◆番外編 レティ様ルート 1

「見つけたぞ。お前が次代の聖女か。しかし本当にスラムにいたとは……。運がいいやつだ。最低な生活から抜け出せるぞ。メルティア神に感謝するとよい、『結界の聖女』よ」




 一体何のことか分からなかった。

 私、レティシアはスラム街と言われるところで母と2人で生活していた。

 父は知らない。

 聞いてみたこともあるが母は答えてくれなかった。


 私の住んでいたあばら屋には時々見知らぬ男の人がやってきていた。

 そして母はその男とどこかへ行く。

 その間私は家でお腹を空かせて母の帰りを待っていた。

 母は帰ってくるときに食べ物を抱えていた。

 私はいつもそれが待ち遠しかった。


 見知らぬ男の人が来ない日は、食べ物は、なかった。



 いつまでこんな日が続くのだろう。

 そう思っていたとき、母の体にブツブツができ始めた。

 みるみる母は痩せていく。

 見知らぬ男が来る回数は減っていき、とうとう誰も来なくなっていた。


 ブツブツは母の全身に広がっていき、あまり動けなくなっていた。


 食べ物はもうほとんど手に入れられず、スラム街から出てちょっときれいな通りの裏に捨てられている食べ物を拾ってなんとか凌いでいた。

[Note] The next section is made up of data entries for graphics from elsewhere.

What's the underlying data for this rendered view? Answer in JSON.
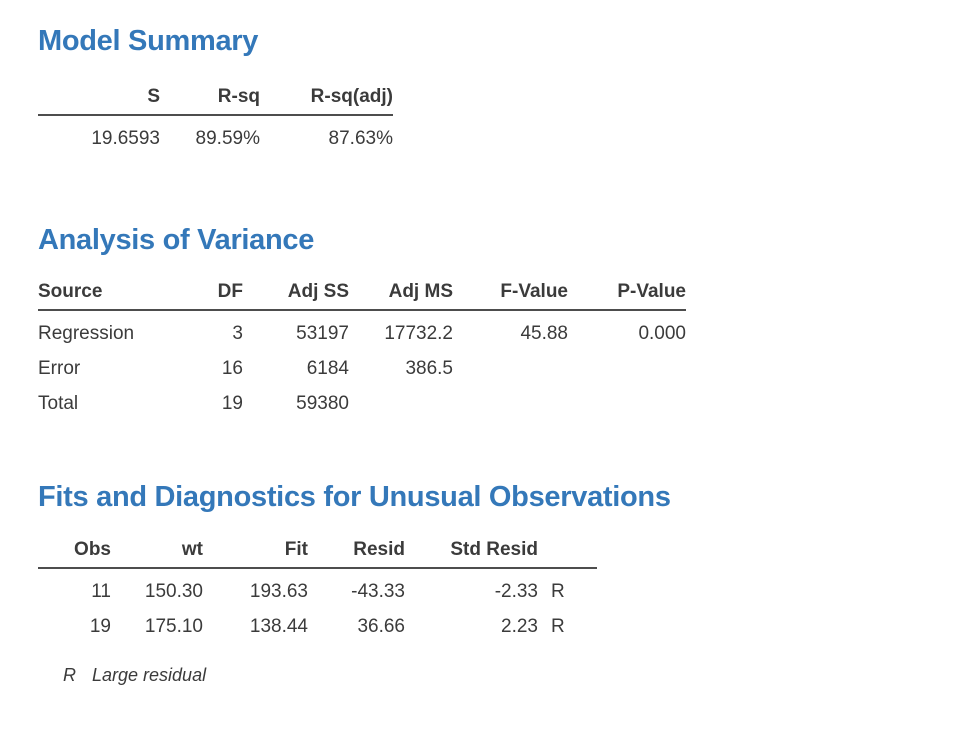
{
  "colors": {
    "heading": "#3478b9",
    "text": "#3b3b3b",
    "rule": "#4d4d4d",
    "background": "#ffffff"
  },
  "sections": [
    {
      "title": "Model Summary",
      "table": {
        "columns": [
          "S",
          "R-sq",
          "R-sq(adj)"
        ],
        "rows": [
          [
            "19.6593",
            "89.59%",
            "87.63%"
          ]
        ]
      }
    },
    {
      "title": "Analysis of Variance",
      "table": {
        "columns": [
          "Source",
          "DF",
          "Adj SS",
          "Adj MS",
          "F-Value",
          "P-Value"
        ],
        "rows": [
          [
            "Regression",
            "3",
            "53197",
            "17732.2",
            "45.88",
            "0.000"
          ],
          [
            "Error",
            "16",
            "6184",
            "386.5",
            "",
            ""
          ],
          [
            "Total",
            "19",
            "59380",
            "",
            "",
            ""
          ]
        ]
      }
    },
    {
      "title": "Fits and Diagnostics for Unusual Observations",
      "table": {
        "columns": [
          "Obs",
          "wt",
          "Fit",
          "Resid",
          "Std Resid",
          ""
        ],
        "rows": [
          [
            "11",
            "150.30",
            "193.63",
            "-43.33",
            "-2.33",
            "R"
          ],
          [
            "19",
            "175.10",
            "138.44",
            "36.66",
            "2.23",
            "R"
          ]
        ]
      },
      "footnote": {
        "symbol": "R",
        "text": "Large residual"
      }
    }
  ]
}
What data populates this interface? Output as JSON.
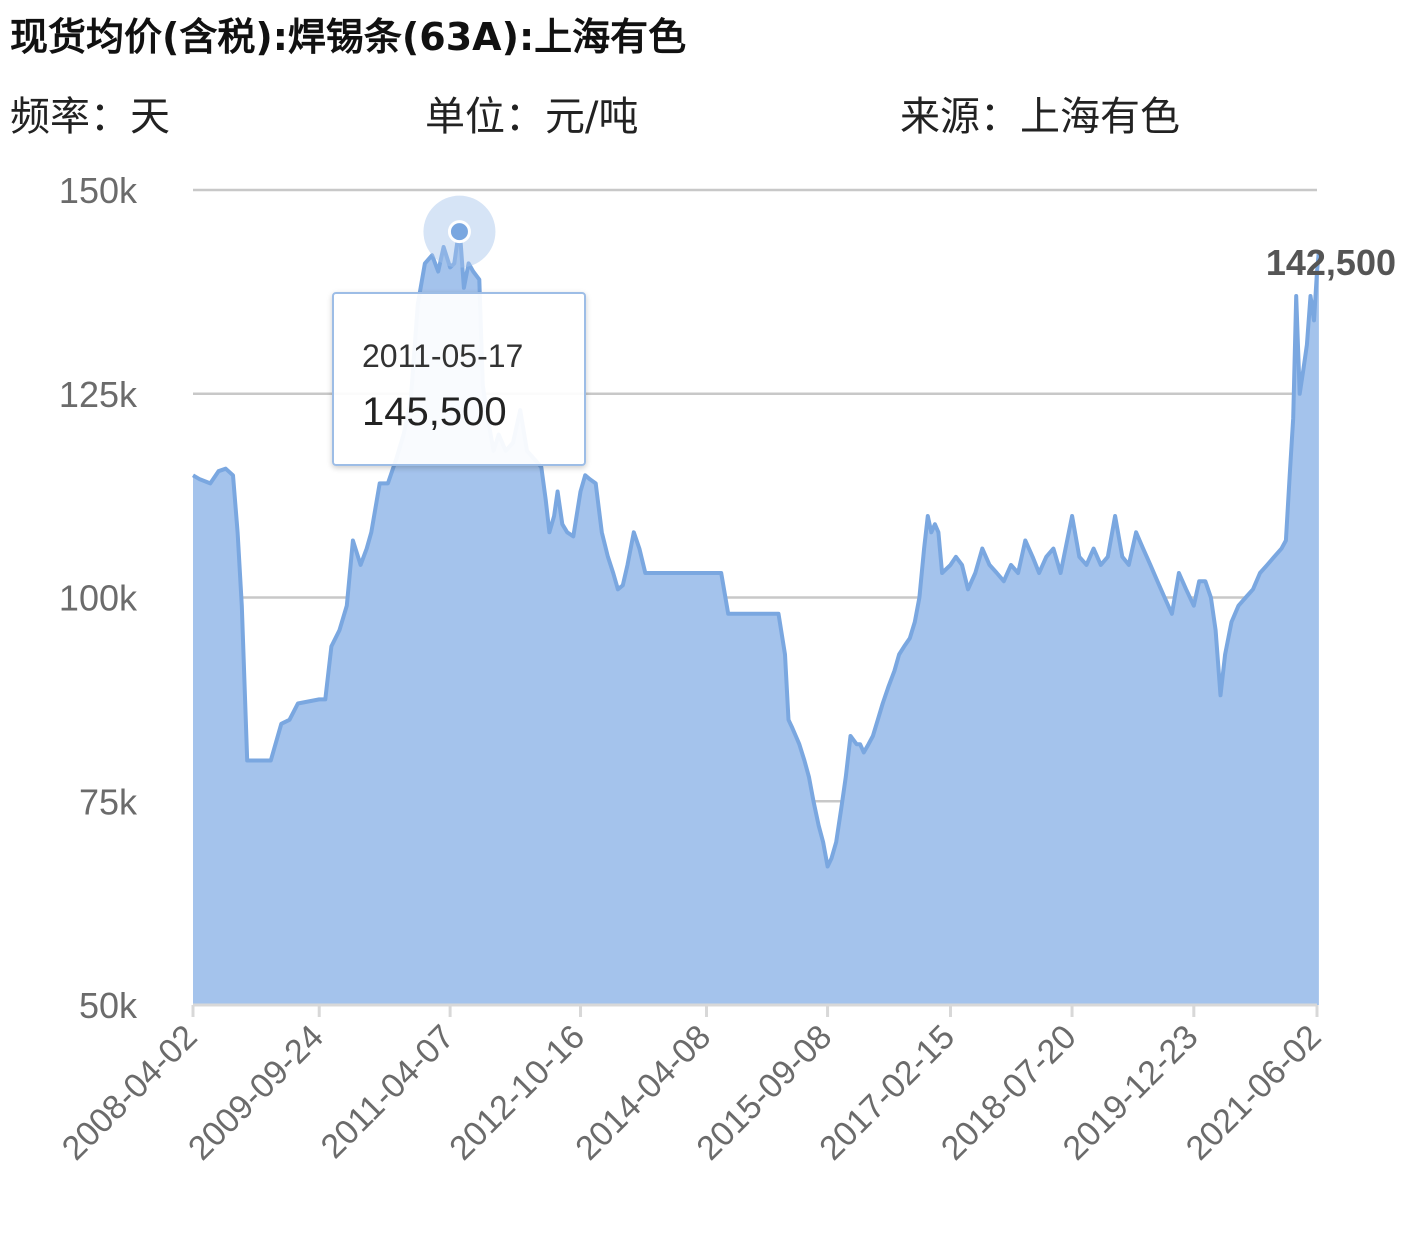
{
  "header": {
    "title": "现货均价(含税):焊锡条(63A):上海有色",
    "frequency": "频率：天",
    "unit": "单位：元/吨",
    "source": "来源：上海有色"
  },
  "tooltip": {
    "date": "2011-05-17",
    "value": "145,500"
  },
  "end_label": "142,500",
  "colors": {
    "line": "#7aa7e0",
    "fill": "#a4c3ec",
    "grid": "#c8c8c8",
    "axis": "#d8d8d8"
  },
  "chart_data": {
    "type": "area",
    "title": "现货均价(含税):焊锡条(63A):上海有色",
    "xlabel": "",
    "ylabel": "",
    "ylim": [
      50000,
      150000
    ],
    "y_ticks": [
      "50k",
      "75k",
      "100k",
      "125k",
      "150k"
    ],
    "x_ticks": [
      "2008-04-02",
      "2009-09-24",
      "2011-04-07",
      "2012-10-16",
      "2014-04-08",
      "2015-09-08",
      "2017-02-15",
      "2018-07-20",
      "2019-12-23",
      "2021-06-02"
    ],
    "grid": true,
    "highlight": {
      "x": "2011-05-17",
      "y": 145500
    },
    "series": [
      {
        "x": [
          "2008-04-02",
          "2008-05-01",
          "2008-06-15",
          "2008-07-20",
          "2008-08-20",
          "2008-09-20",
          "2008-10-10",
          "2008-10-28",
          "2008-11-20",
          "2008-12-25",
          "2009-03-01",
          "2009-04-15",
          "2009-05-20",
          "2009-06-25",
          "2009-09-24",
          "2009-10-20",
          "2009-11-15",
          "2009-12-20",
          "2010-01-20",
          "2010-02-15",
          "2010-03-20",
          "2010-04-15",
          "2010-05-05",
          "2010-06-10",
          "2010-07-15",
          "2010-08-20",
          "2010-09-20",
          "2010-10-20",
          "2010-11-20",
          "2010-12-20",
          "2011-01-20",
          "2011-02-15",
          "2011-03-10",
          "2011-04-07",
          "2011-04-25",
          "2011-05-17",
          "2011-06-05",
          "2011-06-25",
          "2011-07-15",
          "2011-08-10",
          "2011-08-25",
          "2011-09-15",
          "2011-10-10",
          "2011-11-01",
          "2011-12-01",
          "2012-01-01",
          "2012-02-01",
          "2012-03-01",
          "2012-04-01",
          "2012-05-01",
          "2012-05-20",
          "2012-06-05",
          "2012-06-25",
          "2012-07-10",
          "2012-07-30",
          "2012-08-20",
          "2012-09-15",
          "2012-10-16",
          "2012-11-05",
          "2012-11-25",
          "2012-12-20",
          "2013-01-15",
          "2013-02-10",
          "2013-03-05",
          "2013-03-25",
          "2013-04-15",
          "2013-05-05",
          "2013-06-01",
          "2013-06-25",
          "2013-07-20",
          "2013-08-15",
          "2013-09-10",
          "2013-10-05",
          "2013-10-30",
          "2013-11-20",
          "2013-12-15",
          "2014-01-10",
          "2014-02-05",
          "2014-03-01",
          "2014-04-08",
          "2014-05-10",
          "2014-06-10",
          "2014-07-10",
          "2014-08-10",
          "2014-09-10",
          "2014-10-10",
          "2014-11-10",
          "2014-12-10",
          "2015-01-10",
          "2015-02-10",
          "2015-03-10",
          "2015-03-25",
          "2015-04-10",
          "2015-04-25",
          "2015-05-10",
          "2015-06-01",
          "2015-06-20",
          "2015-07-10",
          "2015-08-01",
          "2015-08-20",
          "2015-09-08",
          "2015-09-25",
          "2015-10-15",
          "2015-11-05",
          "2015-11-25",
          "2015-12-15",
          "2016-01-10",
          "2016-01-25",
          "2016-02-10",
          "2016-03-01",
          "2016-03-20",
          "2016-04-10",
          "2016-05-01",
          "2016-05-25",
          "2016-06-20",
          "2016-07-10",
          "2016-08-01",
          "2016-08-25",
          "2016-09-15",
          "2016-10-05",
          "2016-10-25",
          "2016-11-10",
          "2016-11-25",
          "2016-12-10",
          "2016-12-25",
          "2017-01-10",
          "2017-02-15",
          "2017-03-10",
          "2017-04-05",
          "2017-05-01",
          "2017-06-01",
          "2017-07-01",
          "2017-08-01",
          "2017-09-01",
          "2017-10-01",
          "2017-11-01",
          "2017-12-01",
          "2018-01-01",
          "2018-02-01",
          "2018-03-01",
          "2018-04-01",
          "2018-05-01",
          "2018-06-01",
          "2018-07-20",
          "2018-08-20",
          "2018-09-20",
          "2018-10-20",
          "2018-11-20",
          "2018-12-20",
          "2019-01-20",
          "2019-02-20",
          "2019-03-20",
          "2019-04-20",
          "2019-05-20",
          "2019-06-20",
          "2019-07-20",
          "2019-08-20",
          "2019-09-20",
          "2019-10-20",
          "2019-11-20",
          "2019-12-23",
          "2020-01-15",
          "2020-02-10",
          "2020-03-05",
          "2020-03-25",
          "2020-04-15",
          "2020-05-05",
          "2020-06-01",
          "2020-07-01",
          "2020-08-01",
          "2020-09-01",
          "2020-10-01",
          "2020-11-01",
          "2020-12-01",
          "2021-01-01",
          "2021-01-20",
          "2021-02-05",
          "2021-02-20",
          "2021-03-05",
          "2021-03-20",
          "2021-04-05",
          "2021-04-20",
          "2021-05-05",
          "2021-05-20",
          "2021-06-02",
          "2021-06-10"
        ],
        "values": [
          115000,
          114500,
          114000,
          115500,
          115800,
          115000,
          108000,
          99000,
          80000,
          80000,
          80000,
          84500,
          85000,
          87000,
          87500,
          87500,
          94000,
          96000,
          99000,
          107000,
          104000,
          106000,
          108000,
          114000,
          114000,
          117000,
          120000,
          124000,
          136000,
          141000,
          142000,
          140000,
          143000,
          140500,
          141000,
          145500,
          138000,
          141000,
          140000,
          139000,
          126000,
          122000,
          118000,
          120000,
          118000,
          119000,
          123000,
          118000,
          117000,
          116000,
          112000,
          108000,
          110000,
          113000,
          109000,
          108000,
          107500,
          113000,
          115000,
          114500,
          114000,
          108000,
          105000,
          103000,
          101000,
          101500,
          104000,
          108000,
          106000,
          103000,
          103000,
          103000,
          103000,
          103000,
          103000,
          103000,
          103000,
          103000,
          103000,
          103000,
          103000,
          103000,
          98000,
          98000,
          98000,
          98000,
          98000,
          98000,
          98000,
          98000,
          93000,
          85000,
          84000,
          83000,
          82000,
          80000,
          78000,
          75000,
          72000,
          70000,
          67000,
          68000,
          70000,
          74000,
          78000,
          83000,
          82000,
          82000,
          81000,
          82000,
          83000,
          85000,
          87000,
          89000,
          91000,
          93000,
          94000,
          95000,
          97000,
          100000,
          106000,
          110000,
          108000,
          109000,
          108000,
          103000,
          104000,
          105000,
          104000,
          101000,
          103000,
          106000,
          104000,
          103000,
          102000,
          104000,
          103000,
          107000,
          105000,
          103000,
          105000,
          106000,
          103000,
          110000,
          105000,
          104000,
          106000,
          104000,
          105000,
          110000,
          105000,
          104000,
          108000,
          106000,
          104000,
          102000,
          100000,
          98000,
          103000,
          101000,
          99000,
          102000,
          102000,
          100000,
          96000,
          88000,
          93000,
          97000,
          99000,
          100000,
          101000,
          103000,
          104000,
          105000,
          106000,
          107000,
          115000,
          122000,
          137000,
          125000,
          128000,
          131000,
          137000,
          134000,
          140000,
          142500
        ]
      }
    ]
  }
}
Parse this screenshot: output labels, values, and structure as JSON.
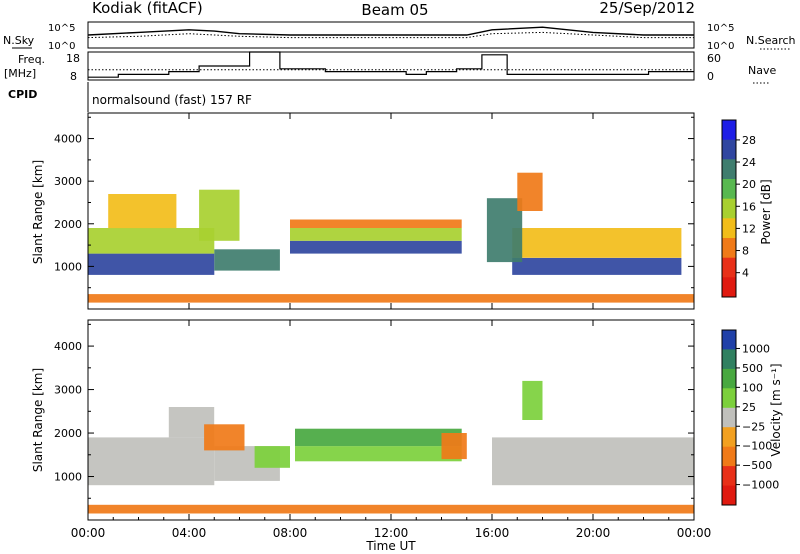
{
  "header": {
    "site": "Kodiak (fitACF)",
    "beam": "Beam 05",
    "date": "25/Sep/2012"
  },
  "panels": {
    "nsky_label": "N.Sky",
    "nsearch_label": "N.Search",
    "noise_ticks_left": [
      "10^5",
      "10^0"
    ],
    "noise_ticks_right": [
      "10^5",
      "10^0"
    ],
    "freq_label": "Freq.",
    "freq_unit": "[MHz]",
    "freq_ticks": [
      "18",
      "8"
    ],
    "nave_label": "Nave",
    "nave_ticks": [
      "60",
      "0"
    ],
    "cpid_label": "CPID",
    "cpid_text": "normalsound (fast) 157 RF"
  },
  "power_colorbar": {
    "label": "Power [dB]",
    "ticks": [
      "28",
      "24",
      "20",
      "16",
      "12",
      "8",
      "4"
    ],
    "colors": [
      "#1e1ee6",
      "#3046a0",
      "#3f7d6e",
      "#58b850",
      "#a8d030",
      "#f2bd1a",
      "#f07a18",
      "#e83018",
      "#e01a10"
    ]
  },
  "velocity_colorbar": {
    "label": "Velocity [m s⁻¹]",
    "ticks": [
      "1000",
      "500",
      "100",
      "25",
      "−25",
      "−100",
      "−500",
      "−1000"
    ],
    "colors": [
      "#2040a8",
      "#308060",
      "#48a840",
      "#7cd03c",
      "#c0c0bc",
      "#f2a020",
      "#f07a18",
      "#e83018",
      "#e01a10"
    ]
  },
  "axes": {
    "ylabel": "Slant Range [km]",
    "yticks": [
      "4000",
      "3000",
      "2000",
      "1000"
    ],
    "xlabel": "Time UT",
    "xticks": [
      "00:00",
      "04:00",
      "08:00",
      "12:00",
      "16:00",
      "20:00",
      "00:00"
    ]
  },
  "chart_data": [
    {
      "type": "line",
      "series": [
        {
          "name": "N.Sky",
          "x": [
            0,
            2,
            4,
            5,
            6,
            8,
            10,
            12,
            14,
            15,
            16,
            18,
            20,
            22,
            24
          ],
          "y": [
            10,
            12,
            14,
            13,
            11,
            10,
            10,
            10,
            10,
            10,
            14,
            16,
            12,
            10,
            10
          ]
        },
        {
          "name": "N.Search",
          "x": [
            0,
            2,
            4,
            5,
            6,
            8,
            10,
            12,
            14,
            15,
            16,
            18,
            20,
            22,
            24
          ],
          "y": [
            8,
            9,
            11,
            10,
            9,
            8,
            8,
            8,
            8,
            8,
            11,
            12,
            10,
            8,
            8
          ]
        }
      ],
      "xlim": [
        0,
        24
      ],
      "ylim": [
        0,
        20
      ]
    },
    {
      "type": "line",
      "series": [
        {
          "name": "Freq.",
          "x": [
            0,
            1.2,
            3.2,
            4.4,
            6.4,
            7.6,
            9.4,
            12.6,
            13.4,
            14.6,
            15.6,
            16.6,
            22.2,
            24
          ],
          "y": [
            9,
            10,
            11,
            13,
            18,
            12,
            11,
            10,
            11,
            12,
            17,
            10,
            11,
            11
          ]
        },
        {
          "name": "Nave",
          "x": [
            0,
            24
          ],
          "y": [
            22,
            22
          ]
        }
      ],
      "xlim": [
        0,
        24
      ]
    },
    {
      "type": "heatmap",
      "quantity": "Power [dB]",
      "xlim": [
        0,
        24
      ],
      "ylim": [
        0,
        4600
      ],
      "clim": [
        0,
        30
      ],
      "regions": [
        {
          "t0": 0.0,
          "t1": 5.0,
          "r0": 800,
          "r1": 1300,
          "value": 26
        },
        {
          "t0": 0.0,
          "t1": 5.0,
          "r0": 1300,
          "r1": 1900,
          "value": 14
        },
        {
          "t0": 0.8,
          "t1": 3.5,
          "r0": 1900,
          "r1": 2700,
          "value": 10
        },
        {
          "t0": 5.0,
          "t1": 7.6,
          "r0": 900,
          "r1": 1400,
          "value": 22
        },
        {
          "t0": 4.4,
          "t1": 6.0,
          "r0": 1600,
          "r1": 2800,
          "value": 16
        },
        {
          "t0": 8.0,
          "t1": 14.8,
          "r0": 1300,
          "r1": 1600,
          "value": 26
        },
        {
          "t0": 8.0,
          "t1": 14.8,
          "r0": 1600,
          "r1": 1900,
          "value": 14
        },
        {
          "t0": 8.0,
          "t1": 14.8,
          "r0": 1900,
          "r1": 2100,
          "value": 9
        },
        {
          "t0": 16.8,
          "t1": 23.5,
          "r0": 800,
          "r1": 1200,
          "value": 26
        },
        {
          "t0": 16.8,
          "t1": 23.5,
          "r0": 1200,
          "r1": 1900,
          "value": 12
        },
        {
          "t0": 15.8,
          "t1": 17.2,
          "r0": 1100,
          "r1": 2600,
          "value": 20
        },
        {
          "t0": 17.0,
          "t1": 18.0,
          "r0": 2300,
          "r1": 3200,
          "value": 9
        },
        {
          "t0": 0.0,
          "t1": 24.0,
          "r0": 150,
          "r1": 350,
          "value": 8
        }
      ]
    },
    {
      "type": "heatmap",
      "quantity": "Velocity [m s⁻¹]",
      "xlim": [
        0,
        24
      ],
      "ylim": [
        0,
        4600
      ],
      "regions": [
        {
          "t0": 0.0,
          "t1": 5.0,
          "r0": 800,
          "r1": 1900,
          "value": 0
        },
        {
          "t0": 3.2,
          "t1": 5.0,
          "r0": 1900,
          "r1": 2600,
          "value": 0
        },
        {
          "t0": 5.0,
          "t1": 7.6,
          "r0": 900,
          "r1": 1700,
          "value": -20
        },
        {
          "t0": 4.6,
          "t1": 6.2,
          "r0": 1600,
          "r1": 2200,
          "value": -150
        },
        {
          "t0": 6.6,
          "t1": 8.0,
          "r0": 1200,
          "r1": 1700,
          "value": 60
        },
        {
          "t0": 8.2,
          "t1": 14.8,
          "r0": 1350,
          "r1": 1700,
          "value": 30
        },
        {
          "t0": 8.2,
          "t1": 14.8,
          "r0": 1700,
          "r1": 2100,
          "value": 300
        },
        {
          "t0": 14.0,
          "t1": 15.0,
          "r0": 1400,
          "r1": 2000,
          "value": -150
        },
        {
          "t0": 16.0,
          "t1": 24.0,
          "r0": 800,
          "r1": 1900,
          "value": 0
        },
        {
          "t0": 17.2,
          "t1": 18.0,
          "r0": 2300,
          "r1": 3200,
          "value": 60
        },
        {
          "t0": 0.0,
          "t1": 24.0,
          "r0": 150,
          "r1": 350,
          "value": -150
        }
      ]
    }
  ]
}
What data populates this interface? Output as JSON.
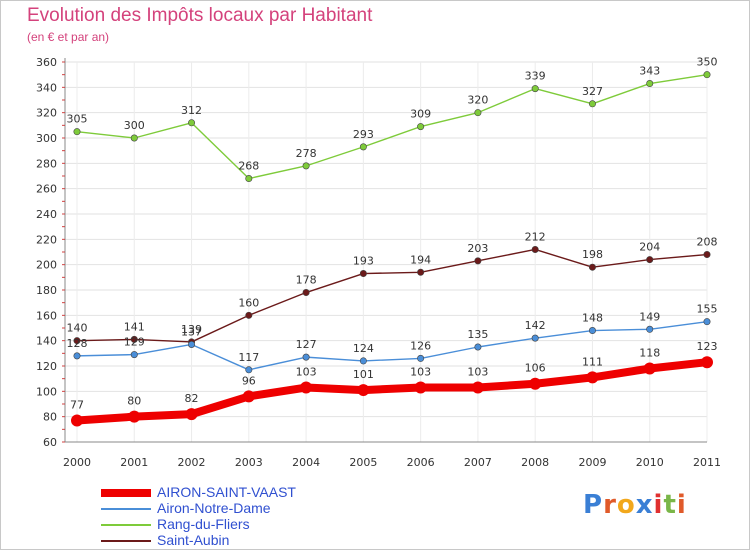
{
  "title": "Evolution des Impôts locaux par Habitant",
  "subtitle": "(en € et par an)",
  "brand": {
    "letters": [
      "P",
      "r",
      "o",
      "x",
      "i",
      "t",
      "i"
    ],
    "colors": [
      "#3a7fd5",
      "#e05a2a",
      "#f2a81c",
      "#3a7fd5",
      "#e03030",
      "#7ab648",
      "#e05a2a"
    ]
  },
  "chart_data": {
    "type": "line",
    "title": "Evolution des Impôts locaux par Habitant",
    "subtitle": "(en € et par an)",
    "x": [
      "2000",
      "2001",
      "2002",
      "2003",
      "2004",
      "2005",
      "2006",
      "2007",
      "2008",
      "2009",
      "2010",
      "2011"
    ],
    "ylim": [
      60,
      360
    ],
    "yticks": [
      60,
      80,
      100,
      120,
      140,
      160,
      180,
      200,
      220,
      240,
      260,
      280,
      300,
      320,
      340,
      360
    ],
    "grid": true,
    "legend_position": "bottom-left",
    "series": [
      {
        "name": "Rang-du-Fliers",
        "color": "#7ecb3a",
        "values": [
          305,
          300,
          312,
          268,
          278,
          293,
          309,
          320,
          339,
          327,
          343,
          350
        ]
      },
      {
        "name": "Saint-Aubin",
        "color": "#6b1a1a",
        "values": [
          140,
          141,
          139,
          160,
          178,
          193,
          194,
          203,
          212,
          198,
          204,
          208
        ]
      },
      {
        "name": "Airon-Notre-Dame",
        "color": "#4a8ed8",
        "values": [
          128,
          129,
          137,
          117,
          127,
          124,
          126,
          135,
          142,
          148,
          149,
          155
        ]
      },
      {
        "name": "AIRON-SAINT-VAAST",
        "color": "#ee0000",
        "values": [
          77,
          80,
          82,
          96,
          103,
          101,
          103,
          103,
          106,
          111,
          118,
          123
        ]
      }
    ]
  },
  "legend": [
    {
      "name": "AIRON-SAINT-VAAST",
      "color": "#ee0000"
    },
    {
      "name": "Airon-Notre-Dame",
      "color": "#4a8ed8"
    },
    {
      "name": "Rang-du-Fliers",
      "color": "#7ecb3a"
    },
    {
      "name": "Saint-Aubin",
      "color": "#6b1a1a"
    }
  ]
}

 母と同じことをすれば食べ物を得られる、と思ったが、


「ダメよ。あなたは知らなくていいの。そんなことさせられない……」


 と母はこの世が終わるかのような顔をして言うので母にその方法を聞くことはできなかった。



◇◇◇



 そんなある日、あばら屋に白くて綺麗な服を着た男の人がやってきた。

 後で知ったがそれは神官服だった。

 前に来ていた男たちとはどこか違うようで、同じく白い綺麗な服を着た女の人もいっしょに来ていた。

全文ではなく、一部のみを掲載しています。